Comme je le disais dans mon dernier édito, la loi sur la moralisation de la vie politique semble vouloir aller à son terme. Les différences entre le sénat et l’assemblée ne paraissent pas insurmontables. C’est donc sûr qu’il y aura après la parution du décret d’application de cette loi que des gens honnêtes parmi les parlementaires… J’en doute mais et les autres ?

La moralisation en vue

Mais de loin… Ce n’est pas de morale dont il s’agit mais simplement d’humanité. Dès qu’un être humain est nimbé d’un pouvoir si petit soit-il, il se croit plus que ce qu’il est.
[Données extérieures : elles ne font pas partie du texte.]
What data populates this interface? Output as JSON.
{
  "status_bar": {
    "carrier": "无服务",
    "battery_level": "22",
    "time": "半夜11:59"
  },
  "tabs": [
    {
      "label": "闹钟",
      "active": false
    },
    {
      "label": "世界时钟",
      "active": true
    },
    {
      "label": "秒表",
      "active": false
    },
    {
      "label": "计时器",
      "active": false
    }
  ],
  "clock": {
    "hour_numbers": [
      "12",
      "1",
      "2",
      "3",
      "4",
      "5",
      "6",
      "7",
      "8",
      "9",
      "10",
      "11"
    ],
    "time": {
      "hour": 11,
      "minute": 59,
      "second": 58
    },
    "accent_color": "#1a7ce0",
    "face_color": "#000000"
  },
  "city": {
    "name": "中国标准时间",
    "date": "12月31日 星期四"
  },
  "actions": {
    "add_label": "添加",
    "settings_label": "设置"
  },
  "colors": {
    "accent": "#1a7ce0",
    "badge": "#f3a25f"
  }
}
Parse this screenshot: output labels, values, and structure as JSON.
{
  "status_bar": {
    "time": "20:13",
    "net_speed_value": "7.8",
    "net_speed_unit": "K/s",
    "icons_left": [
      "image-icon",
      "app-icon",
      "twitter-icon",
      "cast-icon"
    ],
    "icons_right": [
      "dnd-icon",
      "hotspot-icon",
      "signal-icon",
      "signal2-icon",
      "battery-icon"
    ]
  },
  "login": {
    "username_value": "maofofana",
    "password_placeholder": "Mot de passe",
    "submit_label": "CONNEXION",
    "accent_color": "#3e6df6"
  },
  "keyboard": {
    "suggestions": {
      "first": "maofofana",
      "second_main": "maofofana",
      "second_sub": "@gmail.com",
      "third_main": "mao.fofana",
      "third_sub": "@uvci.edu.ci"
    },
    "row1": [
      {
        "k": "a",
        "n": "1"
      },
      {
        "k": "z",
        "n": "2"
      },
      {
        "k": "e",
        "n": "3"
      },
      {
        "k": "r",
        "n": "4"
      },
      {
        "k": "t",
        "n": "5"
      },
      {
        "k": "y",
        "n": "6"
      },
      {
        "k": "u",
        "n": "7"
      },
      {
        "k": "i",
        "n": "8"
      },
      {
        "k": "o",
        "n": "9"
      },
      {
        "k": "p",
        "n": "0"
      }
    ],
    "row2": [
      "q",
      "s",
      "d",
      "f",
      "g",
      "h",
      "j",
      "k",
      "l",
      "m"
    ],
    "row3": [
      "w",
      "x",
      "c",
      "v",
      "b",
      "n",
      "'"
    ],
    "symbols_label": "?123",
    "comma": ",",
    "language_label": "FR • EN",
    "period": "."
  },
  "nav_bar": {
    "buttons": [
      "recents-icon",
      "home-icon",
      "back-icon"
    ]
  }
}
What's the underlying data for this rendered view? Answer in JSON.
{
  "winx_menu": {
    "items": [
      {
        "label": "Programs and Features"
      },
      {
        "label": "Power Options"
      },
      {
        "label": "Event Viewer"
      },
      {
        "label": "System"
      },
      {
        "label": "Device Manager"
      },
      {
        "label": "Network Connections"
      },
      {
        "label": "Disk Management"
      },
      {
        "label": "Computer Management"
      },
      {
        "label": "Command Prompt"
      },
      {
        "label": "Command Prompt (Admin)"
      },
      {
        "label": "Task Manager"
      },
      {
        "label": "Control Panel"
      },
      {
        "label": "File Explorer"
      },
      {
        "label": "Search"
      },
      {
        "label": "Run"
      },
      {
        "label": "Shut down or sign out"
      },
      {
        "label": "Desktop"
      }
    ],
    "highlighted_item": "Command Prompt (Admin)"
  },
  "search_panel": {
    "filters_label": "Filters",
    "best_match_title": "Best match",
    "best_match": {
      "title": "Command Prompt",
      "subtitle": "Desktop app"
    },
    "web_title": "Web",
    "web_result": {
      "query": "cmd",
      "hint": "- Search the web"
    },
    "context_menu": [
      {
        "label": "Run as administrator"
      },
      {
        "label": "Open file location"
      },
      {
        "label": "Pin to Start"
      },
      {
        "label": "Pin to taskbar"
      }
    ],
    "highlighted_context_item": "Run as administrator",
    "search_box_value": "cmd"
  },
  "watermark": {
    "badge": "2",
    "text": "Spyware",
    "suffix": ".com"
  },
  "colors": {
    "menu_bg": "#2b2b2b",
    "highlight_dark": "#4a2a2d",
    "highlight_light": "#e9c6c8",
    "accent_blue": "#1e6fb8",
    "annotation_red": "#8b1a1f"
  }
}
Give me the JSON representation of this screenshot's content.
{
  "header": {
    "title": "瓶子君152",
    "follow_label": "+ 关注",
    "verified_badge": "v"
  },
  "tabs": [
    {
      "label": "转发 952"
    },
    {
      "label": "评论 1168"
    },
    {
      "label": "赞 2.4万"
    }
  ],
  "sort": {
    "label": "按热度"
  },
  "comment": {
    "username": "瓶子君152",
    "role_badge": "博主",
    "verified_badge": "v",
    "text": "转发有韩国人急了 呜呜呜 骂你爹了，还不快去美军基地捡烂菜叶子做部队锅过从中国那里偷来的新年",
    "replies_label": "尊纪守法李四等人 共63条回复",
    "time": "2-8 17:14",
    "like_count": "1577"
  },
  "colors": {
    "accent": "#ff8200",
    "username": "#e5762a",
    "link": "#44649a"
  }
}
C’est ainsi que l’uniforme justifie sa création, même pour les facteurs ou la RATP. On crée un esprit de corps entre des gens qui ne partagent bien souvent rien d’autre que leur travail et les conditions plus ou moins difficiles de leur vie. On fait primer la fonction avant l’être qui l’accomplit. Étrange et pas valorisant pour les personnes concernées.

Éthique ou moralisation ?

L’erreur est profonde dès que nous parlons de morale. Celle-ci repose sur des critères qui, culturellement, reposent sur des données religieuses. Il est question ici d’éthique et d’honnêteté, tout simplement. Introduire des notions qui portent à confusion et qui ne touchent pas tous les citoyens de la même façon selon qu’ils sont fidèles à la religion de référence ou pas. N’avons-nous pas décidé de séparer une fois pour toutes la religion de l’état en 1905 ? En supprimant le mot moralisation du titre de la loi, les bavards inutiles n’ont absolument pas résolu le problème. Ils le repoussent comme à l’accoutumée.

Religion et moralisation

Bien sûr que le comportement chrétien est à la base des soucis de Fillon et de tous les tricheurs ayant été pris les mains dans confiture. Même « sens commun », le groupe des intégristes catholiques, est d’accord. D’où une certaine contradiction dans leur soutien au porteur de sourcils broussailleux. Comme toujours, nous refusons d’analyser l’enjeu de pareille discussion. La fuite en avant est une marque de fabrique de nos politiciens, tout bonnement parce qu’ils ne veulent assumer aucune responsabilité, ni hier, ni aujourd’hui et encore moins demain.

Le problème de l’humanité est l’Homme. Tant que nous ne nous connaîtrons pas, il ne sera pas possible d’évoluer positivement, si ce n’est que pour des êtres exceptionnels. Nous sommes le problème ! Le pire est que nous ne voulons pas le résoudre…

A bon entendeur, devenez sourd…

Haroun.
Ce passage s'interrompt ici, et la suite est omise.